Daily Archives: 10 February, 2010

META.yml and Building RPMs

An email has flooded in. It was in response to my piece about Building RPMs from CPAN Distributions and it was from Andreas Koenig. Andreas runs PAUSE, which is the service CPAN authors use to upload stuff to CPAN, so he knows what he’s talking about when it comes to CPAN (and many other matters). He says this:

It’s not correct that the META.yml contains the exact list of dependencies. The META.yml is not the authoritative source for them. The reason behind is that dependencies do differ across architectures. Exceptions to this rule may declare dynamic_config=0. In order to obtain the real list of dependencies you must run your Makefile.PL or Build.PL. Recent Module::Build provides a MYMETA.yml after Build.PL has run. You could use that instead. MakeMaker always had the dependency as a comment in the Makefile.

He is, of course, right. My previous article skipped blithely over some of the more gnarly corners of this problem. I should point out that Gabor and I discussed some of these over the weekend but it’s almost certainly worthwhile going into a little more detail.

It’s true that a static META.yml file can’t deal with all of the possibilities. Here are a number of examples of areas that need to be looked at in more detail.

Environmental differences
This is the area that Andreas is talking about. And the Padre problem I mentioned on Monday is one example of this. Padre runs on several different platforms. And some dependencies will only be required on certain platforms. For example the Win32::API module is only required if the module is being installed on Windows.

But it’s not just different operating systems or architectures that cause problems like this. If you’re trying to use Plack on a server with Apache 2 installed, you’ll need Apache2::Request. If your server has Apache 1 installed you’ll need Apache::Request. In each case, you won’t need the request module for the Apache version that you aren’t using. As things stand, the META.yml for Plack doesn’t list either of the Apache request modules, but a more intelligent system could work out which one of them is required and add that one to the list of dependencies.

“Choose One” requirements
Some modules exist simply as a way of allowing the user to choose between one of a number of implementations of a feature. A good example is JSON::Any. There are (at least) three different JSON modules on CPAN – JSON, JSON::DWIW and JSON::XS). Different systems will have different ones installed. JSON::Any allows a program to use any JSON module and not care which of them is installed. But how do you model that dependency? If you make any (or all) of the supported modules a required dependency, you rather miss the whole point of the module. JSON::Any’s META.yml ignores the problem and leaves it to the Makefile.PL to work out what to do. The Fedora RPM for this module takes a weird approach and makes JSON::XS a required dependency. Even if META.yml could support this mode of working, RPM doesn’t have this feature.

Added features
Some modules have optional requirements. That is, if certain other modules are installed then the module gains more features. One example is the Template-XML distribution. Template-XML contain a plugin (Template::Plugin::XML) for the Template Toolkit. Template::Plugin::XML is a wrapper around a number of XML processing modules. If a particular module (for example, XML::DOM) is installed then Template::Plugin::XML allows the user to uses XML::DOM for XML processing. It works similarly for XML::LibXML, XML::Parser, XML::RSS, XML::Simple and XML::XPath. None of them are required, different functionality is turned on for each one that is installed. You don’t have to configure Template::Plugin::XML at all to work with these modules. It just works if a particular module is installed. If, at a later date, you remove that module then Template::Plugin::XML removes the features supported by that module.

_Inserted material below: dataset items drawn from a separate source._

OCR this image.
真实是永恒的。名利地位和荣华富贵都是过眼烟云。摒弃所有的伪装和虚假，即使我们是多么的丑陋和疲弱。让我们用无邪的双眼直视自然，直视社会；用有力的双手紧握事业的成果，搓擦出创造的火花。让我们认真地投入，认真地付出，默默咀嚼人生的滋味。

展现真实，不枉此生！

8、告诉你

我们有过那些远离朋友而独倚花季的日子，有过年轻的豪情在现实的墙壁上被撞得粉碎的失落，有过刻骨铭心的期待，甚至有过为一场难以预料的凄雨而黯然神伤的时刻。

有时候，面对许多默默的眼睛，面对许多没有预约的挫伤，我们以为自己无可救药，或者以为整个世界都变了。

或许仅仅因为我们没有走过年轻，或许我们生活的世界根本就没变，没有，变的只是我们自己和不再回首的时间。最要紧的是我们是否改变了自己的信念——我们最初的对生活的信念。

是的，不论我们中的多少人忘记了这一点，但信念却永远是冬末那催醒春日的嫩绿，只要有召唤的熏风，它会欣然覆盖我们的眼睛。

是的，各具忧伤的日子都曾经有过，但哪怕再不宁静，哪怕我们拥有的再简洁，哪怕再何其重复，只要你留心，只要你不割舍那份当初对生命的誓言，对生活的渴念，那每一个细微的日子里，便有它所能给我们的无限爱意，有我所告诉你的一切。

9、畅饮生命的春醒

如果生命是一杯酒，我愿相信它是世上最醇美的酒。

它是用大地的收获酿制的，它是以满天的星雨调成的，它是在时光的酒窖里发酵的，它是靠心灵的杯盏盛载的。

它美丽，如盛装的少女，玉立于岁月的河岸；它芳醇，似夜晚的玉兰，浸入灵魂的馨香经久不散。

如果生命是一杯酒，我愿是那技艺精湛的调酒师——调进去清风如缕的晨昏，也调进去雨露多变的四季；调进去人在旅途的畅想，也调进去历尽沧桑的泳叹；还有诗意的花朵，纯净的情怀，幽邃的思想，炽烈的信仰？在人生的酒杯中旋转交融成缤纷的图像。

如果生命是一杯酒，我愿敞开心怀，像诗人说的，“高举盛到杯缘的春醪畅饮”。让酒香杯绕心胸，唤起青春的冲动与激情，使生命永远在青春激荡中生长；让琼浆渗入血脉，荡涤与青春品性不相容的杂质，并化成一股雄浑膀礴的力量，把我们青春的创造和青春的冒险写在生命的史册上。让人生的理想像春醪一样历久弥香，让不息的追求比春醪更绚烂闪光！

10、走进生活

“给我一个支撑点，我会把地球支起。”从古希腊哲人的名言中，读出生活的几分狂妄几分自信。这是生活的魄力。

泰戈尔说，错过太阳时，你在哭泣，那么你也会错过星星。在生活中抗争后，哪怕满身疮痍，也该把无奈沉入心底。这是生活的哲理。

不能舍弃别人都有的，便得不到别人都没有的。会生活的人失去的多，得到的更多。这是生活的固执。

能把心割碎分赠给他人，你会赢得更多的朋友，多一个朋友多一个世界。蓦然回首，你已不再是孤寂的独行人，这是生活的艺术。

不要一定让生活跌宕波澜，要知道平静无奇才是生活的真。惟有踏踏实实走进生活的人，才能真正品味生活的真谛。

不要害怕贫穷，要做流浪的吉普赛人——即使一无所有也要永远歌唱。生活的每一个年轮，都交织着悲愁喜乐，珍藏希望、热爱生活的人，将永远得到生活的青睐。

This seems to be somewhere where I have philosophical differences with the Fedora RPM packaging team. I believe that all of these modules should be seen as optional and there for shouldn’t be listed as dependencies in the META.yml or the RPM. The Fedora team disagrees. They want each RPM to depend on all of the modules it needs in order to have as many features as possible, The Template-XML RPM therefore requires all of the XML processing modules I listed above. That seems wrong to me.

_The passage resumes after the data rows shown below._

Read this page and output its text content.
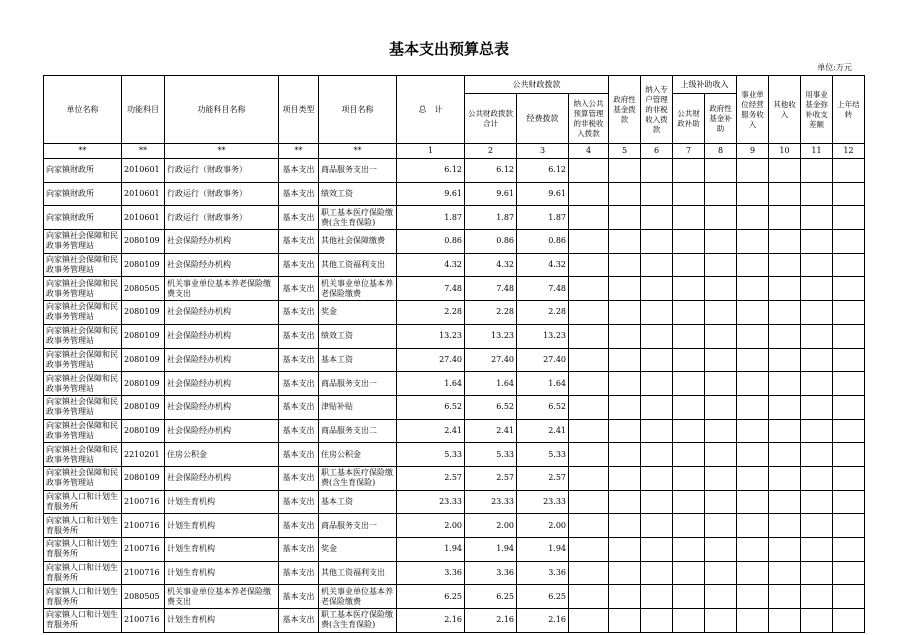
基本支出预算总表
单位:万元
单位名称	功能科目	功能科目名称	项目类型	项目名称	总　计	公共财政拨款			政府性基金拨款	纳入专户管理的非税收入拨款	上级补助收入		事业单位经营服务收入	其他收入	用事业基金弥补收支差额	上年结转
						公共财政拨款合计	经费拨款	纳入公共预算管理的非税收入拨款			公共财政补助	政府性基金补助				
**	**	**	**	**	1	2	3	4	5	6	7	8	9	10	11	12
向家镇财政所	2010601	行政运行（财政事务）	基本支出	商品服务支出一	6.12	6.12	6.12									
向家镇财政所	2010601	行政运行（财政事务）	基本支出	绩效工资	9.61	9.61	9.61									
向家镇财政所	2010601	行政运行（财政事务）	基本支出	职工基本医疗保险缴费(含生育保险)	1.87	1.87	1.87									
向家镇社会保障和民政事务管理站	2080109	社会保险经办机构	基本支出	其他社会保障缴费	0.86	0.86	0.86									
向家镇社会保障和民政事务管理站	2080109	社会保险经办机构	基本支出	其他工资福利支出	4.32	4.32	4.32									
向家镇社会保障和民政事务管理站	2080505	机关事业单位基本养老保险缴费支出	基本支出	机关事业单位基本养老保险缴费	7.48	7.48	7.48									
向家镇社会保障和民政事务管理站	2080109	社会保险经办机构	基本支出	奖金	2.28	2.28	2.28									
向家镇社会保障和民政事务管理站	2080109	社会保险经办机构	基本支出	绩效工资	13.23	13.23	13.23									
向家镇社会保障和民政事务管理站	2080109	社会保险经办机构	基本支出	基本工资	27.40	27.40	27.40									
向家镇社会保障和民政事务管理站	2080109	社会保险经办机构	基本支出	商品服务支出一	1.64	1.64	1.64									
向家镇社会保障和民政事务管理站	2080109	社会保险经办机构	基本支出	津贴补贴	6.52	6.52	6.52									
向家镇社会保障和民政事务管理站	2080109	社会保险经办机构	基本支出	商品服务支出二	2.41	2.41	2.41									
向家镇社会保障和民政事务管理站	2210201	住房公积金	基本支出	住房公积金	5.33	5.33	5.33									
向家镇社会保障和民政事务管理站	2080109	社会保险经办机构	基本支出	职工基本医疗保险缴费(含生育保险)	2.57	2.57	2.57									
向家镇人口和计划生育服务所	2100716	计划生育机构	基本支出	基本工资	23.33	23.33	23.33									
向家镇人口和计划生育服务所	2100716	计划生育机构	基本支出	商品服务支出一	2.00	2.00	2.00									
向家镇人口和计划生育服务所	2100716	计划生育机构	基本支出	奖金	1.94	1.94	1.94									
向家镇人口和计划生育服务所	2100716	计划生育机构	基本支出	其他工资福利支出	3.36	3.36	3.36									
向家镇人口和计划生育服务所	2080505	机关事业单位基本养老保险缴费支出	基本支出	机关事业单位基本养老保险缴费	6.25	6.25	6.25									
向家镇人口和计划生育服务所	2100716	计划生育机构	基本支出	职工基本医疗保险缴费(含生育保险)	2.16	2.16	2.16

META.yml supports the concept of  “recommended modules”. I think that these optional modules should be listed there. But I don’t believe that RPM has a similar feature.

So there are a few problems that I see with the META.yml approach. In the face of these issues I should probably back down slightly from my previous position that META.yml is the definitive way to get a list of dependencies. What I now believe is that parsing META.yml will give you a better position to start from than parsing the Perl code and extracting all of the “use” statements.

But I hadn’t previously heard of the MYMETA.yml that Andreas mentioned in his email. That’s certainly a way to get round the environmental differences I listed above. I don’t think it solves the other two issues though.

Are there any other corner cases that I’ve missed. Does anyone else have any opinions on building RPMs from CPAN distributions?